„Liebe Kunden, Kollegen, Lieferanten,
vielen Dank für das irrsinnig erfolgreiche letzte Jahr! Wieder einmal ist es uns gelungen, den Umsatz um 350% zu steigern und einige der namhaftesten Kreativpreise abzustauben.
Zeit, auch einmal an diejenigen zu denken, denen es weniger gut geht als uns. Deshalb haben wir uns überlegt, in diesem Jahr keine Weihnachtsgeschenke zu verschicken, sondern das Geld dafür einer wohltätigen Organisation zu spenden, damit ein Not leidender afrikanischer Despot Stamm endlich die dringend benötigten Waffen Brunnen bekommt.

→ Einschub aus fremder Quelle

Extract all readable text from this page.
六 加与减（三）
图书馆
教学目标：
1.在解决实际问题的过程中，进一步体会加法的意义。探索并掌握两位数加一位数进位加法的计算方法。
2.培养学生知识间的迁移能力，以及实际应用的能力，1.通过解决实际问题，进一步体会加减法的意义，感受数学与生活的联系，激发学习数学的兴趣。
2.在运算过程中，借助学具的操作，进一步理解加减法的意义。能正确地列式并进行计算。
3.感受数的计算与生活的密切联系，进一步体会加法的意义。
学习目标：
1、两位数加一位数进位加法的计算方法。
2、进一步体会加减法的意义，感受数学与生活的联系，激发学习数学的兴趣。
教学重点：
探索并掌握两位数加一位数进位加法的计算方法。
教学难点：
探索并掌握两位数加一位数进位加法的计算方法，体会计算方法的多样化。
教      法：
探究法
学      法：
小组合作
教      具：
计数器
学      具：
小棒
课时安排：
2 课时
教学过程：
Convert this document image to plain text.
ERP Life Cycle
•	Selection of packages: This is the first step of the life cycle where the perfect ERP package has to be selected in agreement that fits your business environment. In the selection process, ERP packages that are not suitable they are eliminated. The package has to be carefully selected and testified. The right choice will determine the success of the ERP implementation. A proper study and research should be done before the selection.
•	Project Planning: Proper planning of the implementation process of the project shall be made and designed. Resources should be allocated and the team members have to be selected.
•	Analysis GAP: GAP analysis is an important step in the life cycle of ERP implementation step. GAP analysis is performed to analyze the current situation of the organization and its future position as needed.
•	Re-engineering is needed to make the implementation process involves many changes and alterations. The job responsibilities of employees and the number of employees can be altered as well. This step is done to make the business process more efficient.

Wir denken, dass dies auch in Ihrem Sinne ist, und wünschen ein frohes Fest sowie ein tolles 2009!“
Dass Weihnachten naht, merkt der mit Arbeit überhäufte Texter meist erst daran, dass sich plötzlich gruselige Texte dieser Art massenweise in seinem Briefkasten einfinden. Gruselig weil: Er kann sich nicht daran erinnern, jemals ein Weihnachtsgeschenk von einer Agentur erhalten zu haben. Ein Nichts also, das da in seinem Namen gespendet wurde. Außerdem spürt er genau die Perfidie dahinter: Wer wird schon böse, wenn Gutes getan wird oder trotzig rufen: „Ich will aber lieber mein Geschenk!“?
Mit leichter Wehmut denkt er an frühere Vorweihnachtszeiten zurück, als sich in Werbeagenturen noch Weinkisten und Fresspakete stapelten. Solche, die von Produktionen und Studios kamen. Und solche, die von den Agenturen an die Kunden gingen: Kisten und Körbe voller Leckereien, intern auch „Bestecherlies“ genannt.
Aus, vorbei, nie wieder!
Die großzügige Spende, so es sie denn gibt, ist deutlich billiger als die opulente Versorgung mit Luxus-Fressalien, die schnell mehrere tausend Euro verschlingt. Insofern macht sich gut sein doppelt bezahlt. Als Imagegewinn und als Cash, das auf dem Konto bleibt.
Ob es sehr pietätlos wäre, nach einer Spendenquittung zu fragen?